As specified in the script, my Emcee also
opened act 2 in drag. Twins, right?
After Grey's success in Cabaret, he headlined a couple of musicals which were not big hits. His 1975 flop Goodtime Charley attempted to musicalize (get this) the story of Joan of Arc, as seen through the eyes of the dauphin of France who later becomes Charles VII. Maybe this would have made an effective opera, but as a musical comedy, not so much.

Goodtime Charley must have been a
hoot. The opening number is sung by
warrior king Henry V of England and
Queen Isabella of Bavaria. And Ann
Reinking as Joan of Arc? Wow.

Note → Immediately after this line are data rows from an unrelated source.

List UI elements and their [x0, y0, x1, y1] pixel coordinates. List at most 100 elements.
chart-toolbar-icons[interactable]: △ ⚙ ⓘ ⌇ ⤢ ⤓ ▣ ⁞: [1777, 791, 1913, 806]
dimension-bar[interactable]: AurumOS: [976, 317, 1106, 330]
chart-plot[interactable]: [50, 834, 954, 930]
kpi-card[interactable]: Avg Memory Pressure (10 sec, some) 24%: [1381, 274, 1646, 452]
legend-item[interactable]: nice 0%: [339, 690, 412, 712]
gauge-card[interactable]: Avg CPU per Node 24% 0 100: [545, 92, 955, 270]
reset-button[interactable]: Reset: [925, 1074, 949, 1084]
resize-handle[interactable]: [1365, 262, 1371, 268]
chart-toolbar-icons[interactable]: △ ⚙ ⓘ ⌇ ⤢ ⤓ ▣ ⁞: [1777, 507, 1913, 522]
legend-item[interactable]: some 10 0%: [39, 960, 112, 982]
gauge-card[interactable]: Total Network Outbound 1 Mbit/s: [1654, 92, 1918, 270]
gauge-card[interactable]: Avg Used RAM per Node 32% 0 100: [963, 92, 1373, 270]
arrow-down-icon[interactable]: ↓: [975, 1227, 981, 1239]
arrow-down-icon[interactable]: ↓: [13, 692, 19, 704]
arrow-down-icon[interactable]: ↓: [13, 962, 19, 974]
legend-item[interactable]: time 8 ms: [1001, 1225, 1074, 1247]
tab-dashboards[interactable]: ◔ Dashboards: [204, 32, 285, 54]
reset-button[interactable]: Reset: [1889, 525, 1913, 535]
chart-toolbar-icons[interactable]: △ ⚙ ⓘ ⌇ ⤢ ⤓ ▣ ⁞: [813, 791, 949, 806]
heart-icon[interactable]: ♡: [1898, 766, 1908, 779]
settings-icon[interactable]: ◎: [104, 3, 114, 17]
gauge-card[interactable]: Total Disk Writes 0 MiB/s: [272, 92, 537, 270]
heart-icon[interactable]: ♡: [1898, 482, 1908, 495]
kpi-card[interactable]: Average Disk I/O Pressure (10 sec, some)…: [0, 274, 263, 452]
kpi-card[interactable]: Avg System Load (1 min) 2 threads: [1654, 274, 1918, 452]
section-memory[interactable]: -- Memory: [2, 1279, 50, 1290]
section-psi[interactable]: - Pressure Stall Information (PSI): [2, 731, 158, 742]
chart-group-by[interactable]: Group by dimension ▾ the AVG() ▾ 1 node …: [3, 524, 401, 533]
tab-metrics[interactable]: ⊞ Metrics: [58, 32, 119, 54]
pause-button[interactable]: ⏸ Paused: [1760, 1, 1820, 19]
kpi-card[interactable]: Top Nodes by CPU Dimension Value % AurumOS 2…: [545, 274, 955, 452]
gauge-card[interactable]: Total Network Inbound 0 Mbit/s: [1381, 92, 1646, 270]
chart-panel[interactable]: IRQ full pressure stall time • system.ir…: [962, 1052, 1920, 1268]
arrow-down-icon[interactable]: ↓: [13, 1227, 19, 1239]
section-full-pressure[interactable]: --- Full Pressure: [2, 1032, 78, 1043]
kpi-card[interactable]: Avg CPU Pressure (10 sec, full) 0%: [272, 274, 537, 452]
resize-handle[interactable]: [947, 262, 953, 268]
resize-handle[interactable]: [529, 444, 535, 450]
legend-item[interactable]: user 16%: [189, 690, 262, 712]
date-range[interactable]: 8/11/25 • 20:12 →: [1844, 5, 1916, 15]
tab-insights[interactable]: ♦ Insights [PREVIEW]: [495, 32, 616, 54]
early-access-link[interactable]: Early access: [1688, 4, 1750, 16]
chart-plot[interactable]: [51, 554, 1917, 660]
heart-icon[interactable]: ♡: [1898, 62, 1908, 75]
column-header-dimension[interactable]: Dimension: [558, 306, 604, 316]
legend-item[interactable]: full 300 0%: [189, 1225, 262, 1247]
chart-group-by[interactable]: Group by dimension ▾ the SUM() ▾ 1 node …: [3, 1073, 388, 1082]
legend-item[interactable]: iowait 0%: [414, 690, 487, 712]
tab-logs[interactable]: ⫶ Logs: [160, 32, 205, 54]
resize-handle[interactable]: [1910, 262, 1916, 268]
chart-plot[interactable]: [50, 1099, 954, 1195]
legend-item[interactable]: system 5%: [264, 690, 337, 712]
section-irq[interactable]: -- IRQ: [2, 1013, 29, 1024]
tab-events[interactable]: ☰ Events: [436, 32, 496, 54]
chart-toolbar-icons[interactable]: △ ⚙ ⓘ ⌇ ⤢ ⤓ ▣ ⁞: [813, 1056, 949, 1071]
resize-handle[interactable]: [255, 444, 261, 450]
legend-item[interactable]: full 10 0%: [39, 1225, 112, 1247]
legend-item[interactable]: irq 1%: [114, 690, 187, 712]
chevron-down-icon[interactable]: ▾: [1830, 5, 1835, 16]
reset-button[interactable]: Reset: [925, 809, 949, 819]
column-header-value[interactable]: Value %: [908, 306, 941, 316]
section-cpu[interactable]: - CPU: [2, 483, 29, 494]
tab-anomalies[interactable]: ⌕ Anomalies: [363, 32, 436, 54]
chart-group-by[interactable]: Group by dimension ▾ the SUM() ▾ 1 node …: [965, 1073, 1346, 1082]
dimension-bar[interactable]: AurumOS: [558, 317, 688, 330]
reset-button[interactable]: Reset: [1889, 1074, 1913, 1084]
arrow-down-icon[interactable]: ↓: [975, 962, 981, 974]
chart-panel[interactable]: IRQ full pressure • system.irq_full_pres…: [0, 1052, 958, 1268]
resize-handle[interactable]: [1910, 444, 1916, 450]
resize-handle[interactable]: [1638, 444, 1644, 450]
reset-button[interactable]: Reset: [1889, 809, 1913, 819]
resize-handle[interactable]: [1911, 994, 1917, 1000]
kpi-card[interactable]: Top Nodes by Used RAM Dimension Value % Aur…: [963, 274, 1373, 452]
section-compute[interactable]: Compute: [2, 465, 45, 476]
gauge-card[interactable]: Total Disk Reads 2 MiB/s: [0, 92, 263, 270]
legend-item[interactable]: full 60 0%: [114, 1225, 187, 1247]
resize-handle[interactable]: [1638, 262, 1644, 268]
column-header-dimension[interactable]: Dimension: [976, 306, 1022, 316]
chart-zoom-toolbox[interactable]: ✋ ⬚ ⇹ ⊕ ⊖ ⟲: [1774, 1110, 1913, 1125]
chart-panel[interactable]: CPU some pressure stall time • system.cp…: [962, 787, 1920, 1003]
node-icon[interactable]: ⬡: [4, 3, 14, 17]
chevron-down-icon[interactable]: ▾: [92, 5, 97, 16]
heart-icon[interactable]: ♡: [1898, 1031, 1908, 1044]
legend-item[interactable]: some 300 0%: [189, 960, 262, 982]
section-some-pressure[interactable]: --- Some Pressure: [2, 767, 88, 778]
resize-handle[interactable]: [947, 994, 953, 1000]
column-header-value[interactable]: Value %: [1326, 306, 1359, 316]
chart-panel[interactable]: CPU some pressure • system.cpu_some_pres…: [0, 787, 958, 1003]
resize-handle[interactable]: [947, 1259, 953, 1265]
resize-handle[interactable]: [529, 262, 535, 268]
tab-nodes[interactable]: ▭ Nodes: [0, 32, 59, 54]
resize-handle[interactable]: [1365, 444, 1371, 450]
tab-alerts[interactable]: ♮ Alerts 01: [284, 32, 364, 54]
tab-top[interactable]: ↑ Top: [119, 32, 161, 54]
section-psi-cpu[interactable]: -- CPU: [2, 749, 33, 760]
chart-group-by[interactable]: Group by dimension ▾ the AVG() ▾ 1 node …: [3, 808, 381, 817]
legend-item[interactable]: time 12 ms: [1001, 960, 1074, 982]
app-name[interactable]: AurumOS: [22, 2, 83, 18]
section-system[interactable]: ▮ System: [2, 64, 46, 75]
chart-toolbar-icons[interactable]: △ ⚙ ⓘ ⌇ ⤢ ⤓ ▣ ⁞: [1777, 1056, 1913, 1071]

The
production folded after a few months
when Grey left to make a movie.
Just like everybody else, I missed Grey in Goodtime Charley, but I did catch his next stinker. 

The Grand Tour concerned a Polish Jew escaping Nazi occupied France and had the bad luck to open the same season as Sweeney Todd, Best Little Whorehouse in Texas, and They're Playing Our Song. Hard to believe I chose to see Grand Tour instead of those other shows, but I was so enamored of Joel Grey back then, I did (you guessed it, I wrote a bit about seeing it here).    
At least once, I played a role before Joel did. In grad school, I played Moonface Martin in Anything Goes. Sadly, I have no pictures of that show, you'll have to take my word for it that I stole the thing. Only a few years ago, Grey played the same part in the Broadway revival starring Sutton Foster. He turned 80 years old during the run.
Joel Grey's several flops following Cabaret suggests a point I realized a while ago.  Though he certainly has the talent and the charisma to headline a show, he is most successful "in support."  Over the years he has succeeded in roles such as the Wizard in Wicked, Amos in Chicago, and the aforementioned Moonface in Anything Goes.  But when he is handed a starring role, such as in Goodtime Charley or The Grand Tour, he's less effective. This is another area in which he and I are similar.  I'm much better in support, too.
These days, the Emcee is considered the leading male role in Cabaret, but when Joel won the Tony (and then the Oscar) for it, the part was considered supporting.
This week's Dance Party illustrates the point.  We both played the title role in  George M!, which attempted to musicalize the life of showman George M. Cohan.  (Beware of any show title with an exclamation point, it usually means it's trying too hard.)  George M! was another attempt to place Joel Grey in a leading musical role, with minimal success.  It SHOULD have worked like gangbusters, as Grey was at the height of his hoofing and belting powers and was a great choice to play Cohan. But the character himself was a selfish megalomaniac who trashed his marriage while bullying his way to Broadway.  In the 1910s, he did all he could to squelch the formation of a stage actors union (the union which became Actors Equity).  Joel did his best to give this bulldozer some charm, but to little avail.  
ABC produced a 1-hour
version of George M!, which
only proved that the role was
chilly and unlikeable. Here are
Nanette Fabray and Jack
Cassidy as Cohan's parents.

And I didn't do any better.  Back in 1983, I played George M! in dinner theatre.  I could act the part fairly well, being chilly and unlikeable myself, but my singing was suspicious and my dancing was downright dreadful. Ah, well, Joel recovered from the failure of George M!, and I suppose I did too. See how we're practically twins?
Here is my George M! with my stage parents. I don't remember their names, which surely protects their reputations. My performance had nothing going for it other than a rather generalized enthusiasm.
Our Dance Party comes from the Tony Awards, as so many of them do.  The clip includes a medley of a few of the songs from George M!, which is appropriate I suppose.  The show's score contains about a dozen medleys, as the writers attempted to include about a thousand of Cohan's songs (he was nothing if not prolific).  We may roll our eyes at the Over-The-Top presentational style which Joel brings to this clip, but it demonstrates the ultimate song-and-dance man which Grey has always been.  Again, practically twins.